Wednesday, March 4, 2009

Media Contact: Alan Heymann (202) 741-2136

(Washington, DC) – With 11 ENERGY STAR® buildings for every 100,000 residents, the District of Columbia leads the nation’s cities in the United States Environmental Protection Agency (EPA)’s latest list.

“The District’s strong showing in ENERGY STAR buildings is a terrific example of how we’re one of the nation’s greenest cities,” said DDOE director George S. Hawkins. “With both our national and local administrations focused on energy efficiency, I have no doubt the list will grow by leaps and bounds in the years to come.”

EPA announced yesterday that 136 buildings in the District’s metro area achieved the prestigious ENERGY STAR efficiency label in 2008.  ENERGY STAR buildings are the top 25 percent of facilities nationwide for energy performance. The metro area ranks fourth in the nation for the total number of ENERGY STAR buildings in 2008.

Included in the DC metro-area ENERGY STAR buildings are office buildings, schools, retail centers, hospitals, hotels, and even an embassy. In 2008 nationally, 3,300 buildings were granted the ENERGY STAR for superior energy and environmental performance, 130 percent more than in 2007. That increase is the greatest since Energy Star ratings for commercial buildings began in 1999.

"The increase in buildings earning ENERGY STAR is important and very positive" said EPA Acting Regional Administrator William T. Wisniewski. "Making more efficient use of energy is a first step to being green and reducing pollution. By adopting energy efficient technology, techniques and planning, building owners are realizing that they can reduce energy costs without sacrificing comfort or service."

The ENERGY STAR buildings in the District metro area save an estimated $42.2 million annually in lower energy bills.  ENERGY STAR-qualified buildings use up to 35 percent less energy than typical buildings and generate 35 percent less carbon dioxide, while providing the required comfort and services. These buildings also are preventing greenhouse gas emissions, equivalent to 30,700 households' electricity use.

Among the 2008 ENERGY STAR buildings in the District are:

  • office building owned by TIAA-Cref at 1900 K Street, NW.
  • office building owned by NAHB - National Housing Center, 1201 15th Street, NW.
  • the Embassy of Finland, 3301 Massachusetts Ave, NW.

The owners and operators of these facilities have achieved energy efficiency milestones in buildings they own and manage. The owners conserve energy by using more efficient lighting, better maintaining heating and air-conditioning systems, installing programmable thermostats and informing tenants and guests of conservation measures.

Upgrading to ENERGY STAR energy efficiency levels has been facilitated by EPA's Portfolio Manager, an interactive on-line energy management tool that allows property managers to track and assess energy use as well as greenhouse gas emissions.  Portfolio Manager helps set investment priorities, identify under-performing buildings, and verify efficiency improvements.

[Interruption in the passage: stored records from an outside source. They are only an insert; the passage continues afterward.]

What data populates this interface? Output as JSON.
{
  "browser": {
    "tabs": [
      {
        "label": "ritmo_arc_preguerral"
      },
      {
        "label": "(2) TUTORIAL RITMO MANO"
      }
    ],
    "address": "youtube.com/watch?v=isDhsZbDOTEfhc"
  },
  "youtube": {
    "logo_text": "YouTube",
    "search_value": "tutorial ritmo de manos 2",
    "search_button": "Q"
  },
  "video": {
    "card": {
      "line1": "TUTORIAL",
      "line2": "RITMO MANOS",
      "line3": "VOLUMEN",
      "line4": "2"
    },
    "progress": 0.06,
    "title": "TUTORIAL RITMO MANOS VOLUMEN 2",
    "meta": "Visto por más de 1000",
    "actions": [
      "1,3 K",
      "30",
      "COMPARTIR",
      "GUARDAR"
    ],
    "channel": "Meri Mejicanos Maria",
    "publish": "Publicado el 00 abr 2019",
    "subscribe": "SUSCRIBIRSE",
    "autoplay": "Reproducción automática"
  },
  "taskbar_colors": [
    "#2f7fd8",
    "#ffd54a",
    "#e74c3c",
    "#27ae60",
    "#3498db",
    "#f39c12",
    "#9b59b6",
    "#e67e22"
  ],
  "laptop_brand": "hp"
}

Commercial and industrial facilities account for half of all energy consumption in the U.S. at a cost of over $200 billion per year, more than any other sector of the economy. These facilities are also responsible for nearly half of U.S. greenhouse gas emissions which contribute to climate change.

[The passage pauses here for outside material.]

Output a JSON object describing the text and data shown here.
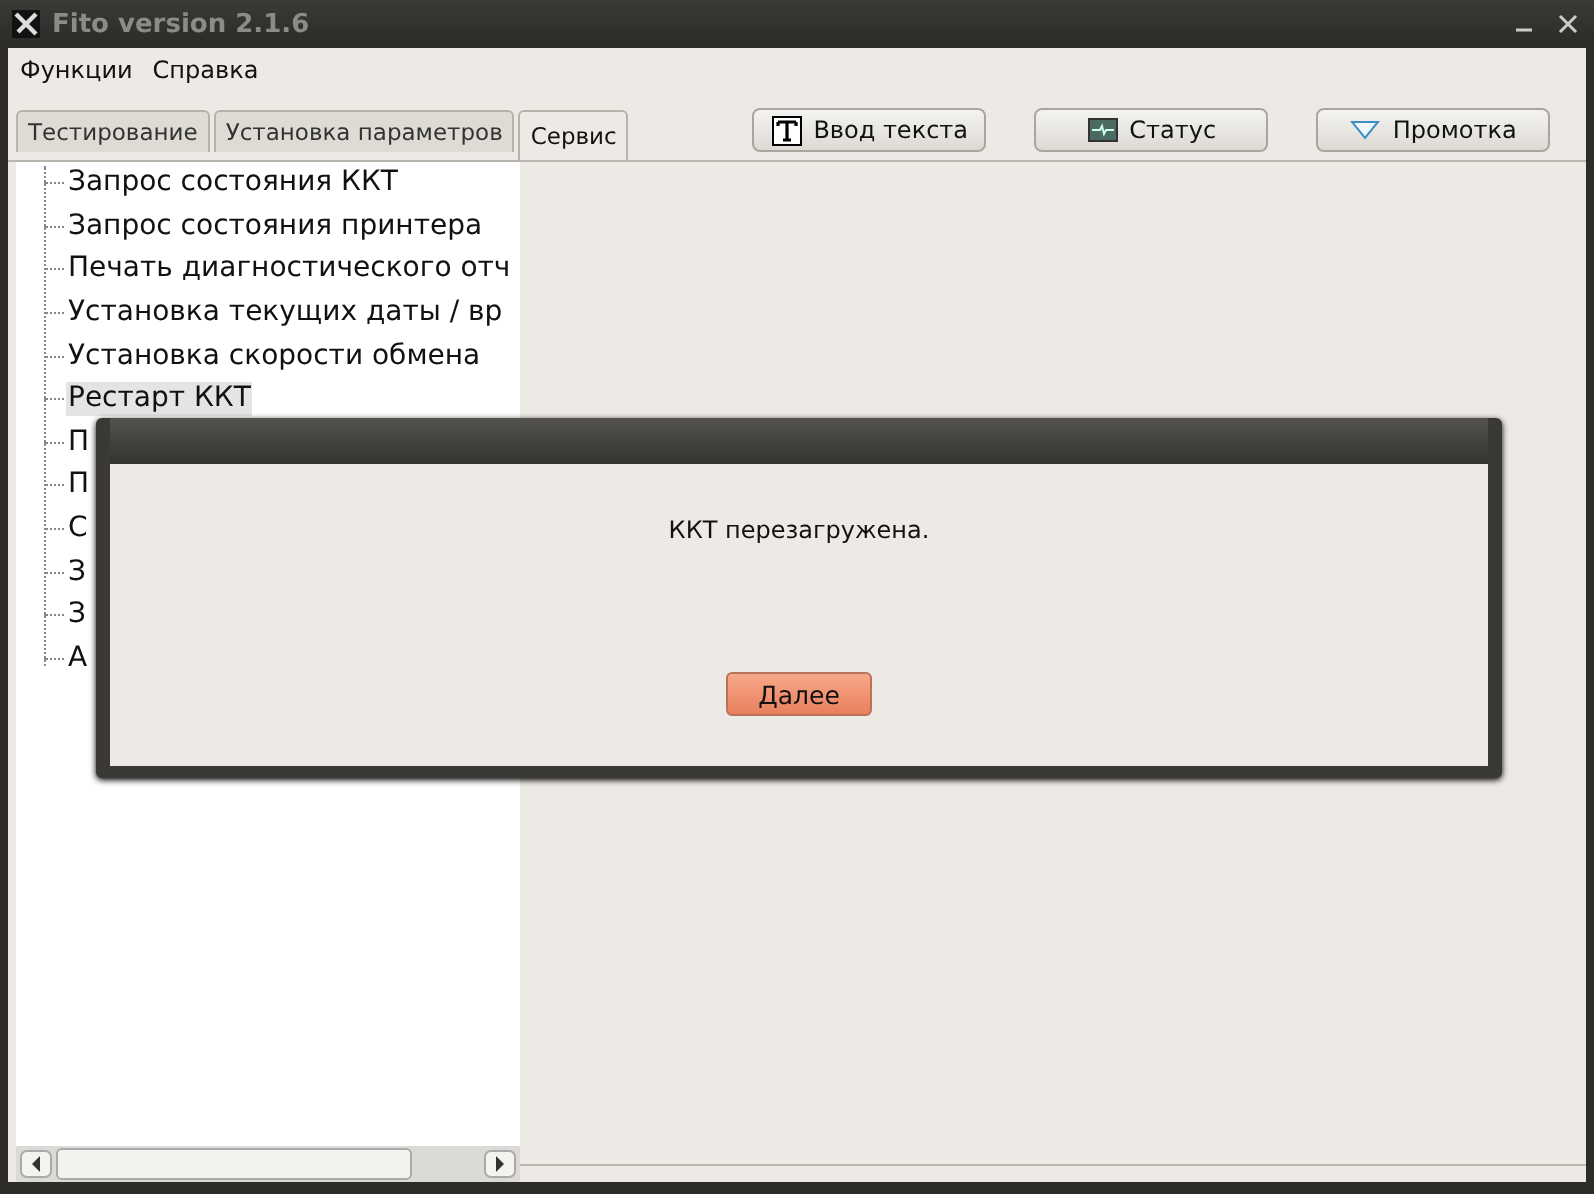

ENERGY STAR became known as a way to identify energy efficient products, and now the program has been extended to 50 product categories and has expanded to housing and twelve types of commercial buildings and five types of manufacturing facilities.

To view a list of the top 25 cities earning the ENERGY STAR buildings and plants, see  To learn how to become an ENERGY STAR building or plant, see

Some interesting national statistics:

  • ENERGY STAR qualified office buildings cost $0.50 cents less persquare foot to operate than average office buildings.
  • ENERGY STAR qualified office buildings consume nearly 2x less energy per square foot than average office buildings.
  • Nearly 600 ENERGY STAR buildings use 50 percent less energy than average buildings.